2. Observability for the modern enterprise: Bridging IT, security and business KPIs  

Observability connects technical performance, security signals, and business outcomes. It helps the leadership teams align operational decisions with risk management, customer experience, and organizational priorities.

3. Building Resilient Architectures with Cloud-Native Observability  

Cloud-native observability strengthens resilience by improving system transparency, collaboration, and response speed. In complex architectures where failures emerge across multiple interconnected services, observability can help balance agility with reliability.

4. Why Data Observability Is a Strategic Imperative  

Organizations must focus on the growing importance of data observability to maintain trust, quality, and governance. They can no longer treat data reliability as a purely technical responsibility.

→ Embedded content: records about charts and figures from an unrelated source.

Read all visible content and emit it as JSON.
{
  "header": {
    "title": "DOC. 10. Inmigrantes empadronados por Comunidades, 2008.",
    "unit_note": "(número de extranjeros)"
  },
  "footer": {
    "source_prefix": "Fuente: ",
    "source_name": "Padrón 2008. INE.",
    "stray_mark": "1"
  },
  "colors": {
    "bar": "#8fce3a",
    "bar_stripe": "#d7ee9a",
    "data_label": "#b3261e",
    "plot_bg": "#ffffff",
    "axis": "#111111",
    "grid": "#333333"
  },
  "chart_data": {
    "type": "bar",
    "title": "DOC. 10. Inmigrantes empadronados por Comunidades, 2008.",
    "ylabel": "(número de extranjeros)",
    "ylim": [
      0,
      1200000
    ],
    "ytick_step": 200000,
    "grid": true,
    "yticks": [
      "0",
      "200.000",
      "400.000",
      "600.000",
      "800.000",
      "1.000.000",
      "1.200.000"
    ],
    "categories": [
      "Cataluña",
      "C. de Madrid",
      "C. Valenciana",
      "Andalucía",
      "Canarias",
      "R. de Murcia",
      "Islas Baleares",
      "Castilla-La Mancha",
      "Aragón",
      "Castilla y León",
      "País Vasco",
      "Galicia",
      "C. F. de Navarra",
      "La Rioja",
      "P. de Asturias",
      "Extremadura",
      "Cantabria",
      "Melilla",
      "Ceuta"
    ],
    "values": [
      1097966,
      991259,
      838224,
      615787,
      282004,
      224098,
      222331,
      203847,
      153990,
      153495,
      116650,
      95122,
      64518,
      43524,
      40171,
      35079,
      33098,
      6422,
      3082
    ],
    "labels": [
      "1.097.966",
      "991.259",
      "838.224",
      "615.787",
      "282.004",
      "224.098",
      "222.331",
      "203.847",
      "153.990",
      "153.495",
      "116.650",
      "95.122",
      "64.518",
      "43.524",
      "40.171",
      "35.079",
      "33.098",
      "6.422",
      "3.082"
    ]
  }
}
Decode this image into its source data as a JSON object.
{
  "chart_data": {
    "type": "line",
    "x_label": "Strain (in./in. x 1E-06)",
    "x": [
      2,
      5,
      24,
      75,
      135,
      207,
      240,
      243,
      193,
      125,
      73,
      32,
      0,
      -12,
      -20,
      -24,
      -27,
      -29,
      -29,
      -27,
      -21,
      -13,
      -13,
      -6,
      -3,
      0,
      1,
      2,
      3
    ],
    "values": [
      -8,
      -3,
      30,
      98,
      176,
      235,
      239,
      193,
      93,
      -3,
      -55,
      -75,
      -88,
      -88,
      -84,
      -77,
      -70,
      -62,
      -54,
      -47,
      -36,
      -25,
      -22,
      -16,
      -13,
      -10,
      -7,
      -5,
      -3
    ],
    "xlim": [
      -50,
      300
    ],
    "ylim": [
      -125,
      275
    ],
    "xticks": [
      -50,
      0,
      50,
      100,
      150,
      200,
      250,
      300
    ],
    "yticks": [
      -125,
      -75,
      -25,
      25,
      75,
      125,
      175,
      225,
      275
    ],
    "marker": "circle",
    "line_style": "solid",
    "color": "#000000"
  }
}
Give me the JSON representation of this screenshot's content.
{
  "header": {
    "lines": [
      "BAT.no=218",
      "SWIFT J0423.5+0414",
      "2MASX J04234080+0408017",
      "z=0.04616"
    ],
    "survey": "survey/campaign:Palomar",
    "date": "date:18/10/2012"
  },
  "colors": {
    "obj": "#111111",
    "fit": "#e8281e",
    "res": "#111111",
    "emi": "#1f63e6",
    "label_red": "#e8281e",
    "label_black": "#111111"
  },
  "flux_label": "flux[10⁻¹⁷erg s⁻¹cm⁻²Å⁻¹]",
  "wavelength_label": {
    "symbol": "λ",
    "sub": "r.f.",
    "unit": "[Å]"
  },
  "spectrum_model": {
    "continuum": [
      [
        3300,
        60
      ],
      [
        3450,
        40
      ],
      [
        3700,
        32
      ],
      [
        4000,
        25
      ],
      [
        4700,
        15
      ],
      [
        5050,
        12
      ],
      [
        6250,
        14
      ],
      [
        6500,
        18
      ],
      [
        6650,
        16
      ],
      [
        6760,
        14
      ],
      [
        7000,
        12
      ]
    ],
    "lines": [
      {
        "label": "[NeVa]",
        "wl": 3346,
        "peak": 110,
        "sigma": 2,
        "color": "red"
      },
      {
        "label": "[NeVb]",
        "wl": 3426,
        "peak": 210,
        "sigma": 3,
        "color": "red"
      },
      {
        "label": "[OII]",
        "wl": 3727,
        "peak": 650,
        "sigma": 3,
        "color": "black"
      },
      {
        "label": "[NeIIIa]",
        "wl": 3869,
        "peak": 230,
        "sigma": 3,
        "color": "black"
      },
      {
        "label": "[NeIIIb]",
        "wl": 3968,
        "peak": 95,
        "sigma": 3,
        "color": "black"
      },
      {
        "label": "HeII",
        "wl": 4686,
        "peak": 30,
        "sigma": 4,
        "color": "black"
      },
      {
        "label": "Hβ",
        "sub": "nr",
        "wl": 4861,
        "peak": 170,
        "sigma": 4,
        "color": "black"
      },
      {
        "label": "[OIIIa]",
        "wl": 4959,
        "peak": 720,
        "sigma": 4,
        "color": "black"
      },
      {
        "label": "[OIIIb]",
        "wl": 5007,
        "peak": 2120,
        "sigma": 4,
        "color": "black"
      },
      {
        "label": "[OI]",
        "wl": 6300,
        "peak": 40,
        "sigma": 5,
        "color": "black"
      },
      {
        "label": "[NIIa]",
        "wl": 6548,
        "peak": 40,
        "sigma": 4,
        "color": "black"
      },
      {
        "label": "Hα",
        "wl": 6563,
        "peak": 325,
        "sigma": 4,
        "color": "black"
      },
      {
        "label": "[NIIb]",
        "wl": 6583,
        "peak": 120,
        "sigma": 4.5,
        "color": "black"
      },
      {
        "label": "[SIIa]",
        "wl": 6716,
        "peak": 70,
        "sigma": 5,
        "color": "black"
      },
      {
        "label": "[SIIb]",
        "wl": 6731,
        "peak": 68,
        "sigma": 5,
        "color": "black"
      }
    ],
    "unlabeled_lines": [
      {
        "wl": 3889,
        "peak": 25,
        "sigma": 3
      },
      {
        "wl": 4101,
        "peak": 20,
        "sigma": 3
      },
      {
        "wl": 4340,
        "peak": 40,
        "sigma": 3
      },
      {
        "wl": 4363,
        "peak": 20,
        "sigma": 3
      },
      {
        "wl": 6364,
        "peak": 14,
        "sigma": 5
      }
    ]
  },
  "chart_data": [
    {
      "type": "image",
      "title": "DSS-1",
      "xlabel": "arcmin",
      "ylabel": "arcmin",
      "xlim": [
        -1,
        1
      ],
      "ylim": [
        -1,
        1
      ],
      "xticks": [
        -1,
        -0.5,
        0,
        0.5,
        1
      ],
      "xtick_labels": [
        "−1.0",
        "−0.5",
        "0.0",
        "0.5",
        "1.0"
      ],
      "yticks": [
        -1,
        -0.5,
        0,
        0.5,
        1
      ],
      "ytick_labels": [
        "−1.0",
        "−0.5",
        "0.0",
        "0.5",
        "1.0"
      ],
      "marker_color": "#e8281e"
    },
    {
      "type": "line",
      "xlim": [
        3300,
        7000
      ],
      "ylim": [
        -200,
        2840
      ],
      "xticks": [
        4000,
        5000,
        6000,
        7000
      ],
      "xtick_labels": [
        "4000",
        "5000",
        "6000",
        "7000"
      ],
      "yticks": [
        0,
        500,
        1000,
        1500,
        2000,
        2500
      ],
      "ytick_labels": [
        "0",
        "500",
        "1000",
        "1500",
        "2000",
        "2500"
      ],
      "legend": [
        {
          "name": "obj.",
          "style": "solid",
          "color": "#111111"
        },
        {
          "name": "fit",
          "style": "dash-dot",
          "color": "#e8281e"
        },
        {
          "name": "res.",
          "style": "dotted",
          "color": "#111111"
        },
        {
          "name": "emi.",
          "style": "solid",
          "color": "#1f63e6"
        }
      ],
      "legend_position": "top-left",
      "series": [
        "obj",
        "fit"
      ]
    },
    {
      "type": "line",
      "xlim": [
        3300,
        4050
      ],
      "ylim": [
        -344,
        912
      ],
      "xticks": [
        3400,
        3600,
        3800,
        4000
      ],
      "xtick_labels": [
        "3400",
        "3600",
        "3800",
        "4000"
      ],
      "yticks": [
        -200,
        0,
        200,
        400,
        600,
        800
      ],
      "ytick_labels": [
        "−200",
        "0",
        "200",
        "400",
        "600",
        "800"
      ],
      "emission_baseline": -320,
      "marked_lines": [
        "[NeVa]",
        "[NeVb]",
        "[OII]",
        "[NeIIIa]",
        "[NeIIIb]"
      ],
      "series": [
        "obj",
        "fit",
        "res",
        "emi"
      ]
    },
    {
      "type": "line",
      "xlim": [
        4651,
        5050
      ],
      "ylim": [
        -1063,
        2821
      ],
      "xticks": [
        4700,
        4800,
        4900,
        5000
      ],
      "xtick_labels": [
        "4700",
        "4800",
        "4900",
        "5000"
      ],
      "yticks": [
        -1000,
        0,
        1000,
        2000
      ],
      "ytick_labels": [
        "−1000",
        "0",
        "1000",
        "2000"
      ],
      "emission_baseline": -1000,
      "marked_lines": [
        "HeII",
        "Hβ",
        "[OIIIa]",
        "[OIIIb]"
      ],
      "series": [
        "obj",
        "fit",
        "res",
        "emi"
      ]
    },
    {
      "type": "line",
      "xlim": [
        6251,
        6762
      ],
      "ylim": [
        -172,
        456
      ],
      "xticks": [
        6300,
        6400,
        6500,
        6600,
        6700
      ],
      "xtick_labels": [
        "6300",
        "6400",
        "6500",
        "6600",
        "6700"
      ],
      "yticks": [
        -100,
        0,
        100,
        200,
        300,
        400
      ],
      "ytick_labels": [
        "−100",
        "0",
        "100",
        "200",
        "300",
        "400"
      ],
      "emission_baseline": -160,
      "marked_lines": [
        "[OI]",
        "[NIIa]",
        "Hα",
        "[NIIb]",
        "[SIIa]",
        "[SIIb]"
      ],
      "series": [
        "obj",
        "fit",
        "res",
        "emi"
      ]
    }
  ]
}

5. PwC’s guide for the C-Suite’s reinvention imperative: Harnessing the power of observability to build business resilience

By framing observability as a leadership concern, improved system insights will be able to supports resilience, continuity, and confident decision-making in organizations that depend heavily on complex digital services.

The growing interest in observability reflects a broader shift in how organizations view technology. Success is no longer defined by how much data is collected or how many tools are deployed. It is defined by whether leaders can trust their systems enough to make informed decisions under pressure. As digital environments continue to grow in complexity, observability will increasingly serve as a bridge between technical reality and executive responsibility. It is not simply an engineering practice. It is a leadership capability that underpins resilience, accountability, and trust.